It's a frightening sight: Your dog's head tilts back, his lips suck in and he gags and swallows, fighting for air. It's not a fit, it's a reverse sneeze. Though it's frightening to witness, if you keep your wits about you, you can stop these episodes when they happen, and perhaps even take steps to avoid their triggers.
Anatomy of a Reverse Sneeze
The most common reason for a reverse sneeze is an irritation of the throat and soft palate that causes a spasm. His trachea narrows and the effort to inhale causes his neck to lengthen and his chest to expand. Just about anything can irritate his throat, including dust mites, pollen, eating and drinking, perfumes or a foreign object caught in his throat. You can help your dog catch his breath by gently massaging his throat to stop the spasm, or you can cover his nostrils with your hand to make him swallow. If your dog allows it, you can try pressing on the back of his tongue to trigger a swallow.

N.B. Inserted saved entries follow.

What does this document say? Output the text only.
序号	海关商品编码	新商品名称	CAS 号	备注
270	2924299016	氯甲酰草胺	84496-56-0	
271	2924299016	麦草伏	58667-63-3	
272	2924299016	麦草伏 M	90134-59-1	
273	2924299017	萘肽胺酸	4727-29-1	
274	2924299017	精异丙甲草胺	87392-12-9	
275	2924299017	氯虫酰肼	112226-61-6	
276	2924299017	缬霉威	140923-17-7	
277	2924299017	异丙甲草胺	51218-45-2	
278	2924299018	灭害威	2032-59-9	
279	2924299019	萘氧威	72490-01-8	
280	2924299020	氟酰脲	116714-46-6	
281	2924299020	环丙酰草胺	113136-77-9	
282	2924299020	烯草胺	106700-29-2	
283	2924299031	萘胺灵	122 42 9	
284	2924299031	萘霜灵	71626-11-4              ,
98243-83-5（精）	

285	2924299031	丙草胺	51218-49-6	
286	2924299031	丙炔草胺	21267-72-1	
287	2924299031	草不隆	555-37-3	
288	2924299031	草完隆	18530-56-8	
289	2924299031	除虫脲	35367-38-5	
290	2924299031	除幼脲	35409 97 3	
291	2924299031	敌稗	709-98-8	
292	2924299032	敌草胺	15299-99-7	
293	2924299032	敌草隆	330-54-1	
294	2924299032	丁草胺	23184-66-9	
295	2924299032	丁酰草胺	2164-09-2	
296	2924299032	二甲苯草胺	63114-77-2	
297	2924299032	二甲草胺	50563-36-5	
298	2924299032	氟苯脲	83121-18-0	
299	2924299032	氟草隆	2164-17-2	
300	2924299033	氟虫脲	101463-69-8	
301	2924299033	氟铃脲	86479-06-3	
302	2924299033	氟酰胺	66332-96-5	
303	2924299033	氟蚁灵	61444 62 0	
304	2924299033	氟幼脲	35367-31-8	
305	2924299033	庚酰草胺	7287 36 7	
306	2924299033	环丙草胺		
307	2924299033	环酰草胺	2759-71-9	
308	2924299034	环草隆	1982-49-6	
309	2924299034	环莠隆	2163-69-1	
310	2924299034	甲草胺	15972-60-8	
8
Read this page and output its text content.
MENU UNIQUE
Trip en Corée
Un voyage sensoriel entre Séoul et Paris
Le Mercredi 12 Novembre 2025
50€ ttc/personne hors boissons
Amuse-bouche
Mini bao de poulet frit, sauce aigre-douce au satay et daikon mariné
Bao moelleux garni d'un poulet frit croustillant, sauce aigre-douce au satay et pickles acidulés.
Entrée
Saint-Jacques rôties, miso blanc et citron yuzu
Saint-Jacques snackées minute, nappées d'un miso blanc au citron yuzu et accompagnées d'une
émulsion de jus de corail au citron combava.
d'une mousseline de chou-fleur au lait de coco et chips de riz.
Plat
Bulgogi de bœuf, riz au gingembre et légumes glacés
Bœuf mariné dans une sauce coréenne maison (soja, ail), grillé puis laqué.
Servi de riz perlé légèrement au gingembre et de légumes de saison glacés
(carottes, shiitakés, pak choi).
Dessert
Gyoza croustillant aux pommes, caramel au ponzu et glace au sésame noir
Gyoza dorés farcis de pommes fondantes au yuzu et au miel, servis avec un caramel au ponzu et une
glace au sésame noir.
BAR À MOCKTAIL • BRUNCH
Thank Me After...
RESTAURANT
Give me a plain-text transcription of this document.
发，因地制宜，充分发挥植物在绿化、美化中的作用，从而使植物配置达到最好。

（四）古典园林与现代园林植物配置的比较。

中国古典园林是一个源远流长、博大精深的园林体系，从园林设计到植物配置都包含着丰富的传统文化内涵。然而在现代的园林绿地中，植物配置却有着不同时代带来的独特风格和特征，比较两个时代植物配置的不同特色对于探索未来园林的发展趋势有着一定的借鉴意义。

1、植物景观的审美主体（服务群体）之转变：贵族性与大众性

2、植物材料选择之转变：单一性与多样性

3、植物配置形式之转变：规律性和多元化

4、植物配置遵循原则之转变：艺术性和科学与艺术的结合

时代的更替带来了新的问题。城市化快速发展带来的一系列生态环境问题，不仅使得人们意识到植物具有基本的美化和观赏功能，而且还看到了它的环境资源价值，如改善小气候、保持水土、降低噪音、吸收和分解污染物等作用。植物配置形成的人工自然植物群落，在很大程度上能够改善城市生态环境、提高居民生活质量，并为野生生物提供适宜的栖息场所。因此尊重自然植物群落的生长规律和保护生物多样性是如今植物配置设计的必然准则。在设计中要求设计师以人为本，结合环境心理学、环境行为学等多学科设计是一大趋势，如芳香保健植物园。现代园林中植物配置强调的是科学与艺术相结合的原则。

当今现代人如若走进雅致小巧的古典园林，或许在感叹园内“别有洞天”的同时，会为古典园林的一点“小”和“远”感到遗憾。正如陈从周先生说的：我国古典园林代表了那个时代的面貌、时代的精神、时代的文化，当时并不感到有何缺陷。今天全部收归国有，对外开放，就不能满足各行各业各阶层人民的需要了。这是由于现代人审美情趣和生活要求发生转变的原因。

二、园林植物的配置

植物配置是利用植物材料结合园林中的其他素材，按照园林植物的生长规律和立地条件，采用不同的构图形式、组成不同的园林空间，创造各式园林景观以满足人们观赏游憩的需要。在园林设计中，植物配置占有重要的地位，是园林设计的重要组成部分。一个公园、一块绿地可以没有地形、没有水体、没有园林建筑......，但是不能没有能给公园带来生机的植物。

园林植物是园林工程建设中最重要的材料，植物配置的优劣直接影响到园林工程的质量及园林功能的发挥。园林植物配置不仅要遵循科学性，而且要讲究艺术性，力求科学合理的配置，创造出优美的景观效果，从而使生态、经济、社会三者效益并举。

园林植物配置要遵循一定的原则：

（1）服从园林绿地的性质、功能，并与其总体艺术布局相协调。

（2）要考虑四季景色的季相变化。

Swallowing clears whatever is irritating him out of his throat to end the episode.
Addressing the Cause
If you find a pattern in his sneezing -- say you're wearing a certain scent -- you can try eliminating the irritant. If that's not possible, take him outside for some fresh air, which may clear his passages. If his reverse sneezing is an ongoing problem, he should see a vet for further investigation. Nasal tumors, mites and dental disease can cause the reaction and require medical attention to put a stop to reverse sneezing.